Cela ne fait pas de doute : depuis des mois, malgré une situation extrêmement difficile due au Covid-19, les acteurs de la Culture ont fait preuve d’inventivité, de souplesse, de pugnacité et de conviction. Où en sont-ils ? Leurs stratégies pourraient-elles poser les bases d’une nouvelle place de la Culture dans la Cité ? On peut toujours rêver… en tout cas, s’en inspirer. Quand la culture se réinvente…

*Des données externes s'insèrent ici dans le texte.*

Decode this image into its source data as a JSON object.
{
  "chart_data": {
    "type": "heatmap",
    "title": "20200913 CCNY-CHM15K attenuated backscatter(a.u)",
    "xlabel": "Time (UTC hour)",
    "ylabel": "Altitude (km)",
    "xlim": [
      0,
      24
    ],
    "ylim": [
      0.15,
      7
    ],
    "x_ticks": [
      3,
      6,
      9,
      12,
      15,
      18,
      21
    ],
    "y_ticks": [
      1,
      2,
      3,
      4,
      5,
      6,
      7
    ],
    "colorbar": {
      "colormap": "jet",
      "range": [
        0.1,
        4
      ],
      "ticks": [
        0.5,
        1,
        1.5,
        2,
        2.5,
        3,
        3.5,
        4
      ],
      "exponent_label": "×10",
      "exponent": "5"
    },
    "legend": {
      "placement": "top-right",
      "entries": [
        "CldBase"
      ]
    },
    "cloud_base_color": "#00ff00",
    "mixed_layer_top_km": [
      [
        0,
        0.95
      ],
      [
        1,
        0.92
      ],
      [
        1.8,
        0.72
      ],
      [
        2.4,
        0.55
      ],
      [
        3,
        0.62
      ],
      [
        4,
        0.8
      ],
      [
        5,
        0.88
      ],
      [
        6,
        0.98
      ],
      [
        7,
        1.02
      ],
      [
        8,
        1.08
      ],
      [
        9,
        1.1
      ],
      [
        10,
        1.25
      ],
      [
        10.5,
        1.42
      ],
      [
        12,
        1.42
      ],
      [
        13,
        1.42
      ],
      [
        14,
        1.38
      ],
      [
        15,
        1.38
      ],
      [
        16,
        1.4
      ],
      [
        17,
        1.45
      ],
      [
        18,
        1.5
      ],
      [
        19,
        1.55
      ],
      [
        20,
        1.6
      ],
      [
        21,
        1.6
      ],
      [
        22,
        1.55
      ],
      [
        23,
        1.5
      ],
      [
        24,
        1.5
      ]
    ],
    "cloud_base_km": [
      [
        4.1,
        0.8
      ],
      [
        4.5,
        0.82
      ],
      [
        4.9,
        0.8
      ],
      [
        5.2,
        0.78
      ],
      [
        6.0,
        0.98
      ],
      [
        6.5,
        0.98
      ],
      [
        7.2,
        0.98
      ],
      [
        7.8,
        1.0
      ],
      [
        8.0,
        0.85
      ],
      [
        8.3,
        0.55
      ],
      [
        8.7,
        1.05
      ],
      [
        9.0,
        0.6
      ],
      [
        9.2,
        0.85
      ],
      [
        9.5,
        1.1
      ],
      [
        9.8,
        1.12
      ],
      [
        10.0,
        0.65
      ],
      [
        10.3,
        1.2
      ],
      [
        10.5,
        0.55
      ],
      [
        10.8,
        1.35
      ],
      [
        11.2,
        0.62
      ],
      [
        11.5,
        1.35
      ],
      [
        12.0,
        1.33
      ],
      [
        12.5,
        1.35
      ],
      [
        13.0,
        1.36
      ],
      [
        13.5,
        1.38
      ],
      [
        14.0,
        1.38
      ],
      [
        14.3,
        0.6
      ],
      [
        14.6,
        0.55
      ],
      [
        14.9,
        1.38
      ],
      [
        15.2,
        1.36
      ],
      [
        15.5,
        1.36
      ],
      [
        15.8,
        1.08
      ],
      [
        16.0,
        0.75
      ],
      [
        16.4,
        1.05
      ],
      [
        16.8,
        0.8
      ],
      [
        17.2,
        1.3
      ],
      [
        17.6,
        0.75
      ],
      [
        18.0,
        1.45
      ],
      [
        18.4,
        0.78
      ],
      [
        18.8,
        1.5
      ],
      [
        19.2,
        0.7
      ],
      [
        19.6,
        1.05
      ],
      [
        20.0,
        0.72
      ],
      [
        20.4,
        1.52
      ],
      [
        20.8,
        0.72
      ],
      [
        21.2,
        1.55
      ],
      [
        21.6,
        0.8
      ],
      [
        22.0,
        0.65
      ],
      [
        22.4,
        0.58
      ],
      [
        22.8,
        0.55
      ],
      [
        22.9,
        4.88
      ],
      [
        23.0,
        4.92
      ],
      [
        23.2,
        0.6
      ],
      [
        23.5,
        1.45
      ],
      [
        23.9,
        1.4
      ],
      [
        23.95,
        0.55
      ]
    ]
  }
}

Rappelez-vous le confinement, il y a seulement quelques mois. Jamais nous n’avons eu autant envie et besoin de culture. Paradoxalement, jamais la culture n’a été dans une situation aussi difficile. Ses acteurs ont pourtant tout fait pour étancher notre soif, malgré la fermeture et réouverture tardive des lieux accueillant du public. Ils ont aussi tout fait pour soutenir les artistes, en ont profité pour toucher d’autres spectateurs. En clair, ils étaient plus que jamais à leur place dans la Cité. Voici un court panorama, non-exhaustif évidemment, de leurs situations, de leurs actions et de leurs envies pour demain, que la crise a en partie nourries. Si pour certains elle est une catastrophe, pour d’autres – notamment ceux dont les subventions constituent l’essentiel du budget –, elle est aussi l’occasion d’explorer de nouvelles pistes.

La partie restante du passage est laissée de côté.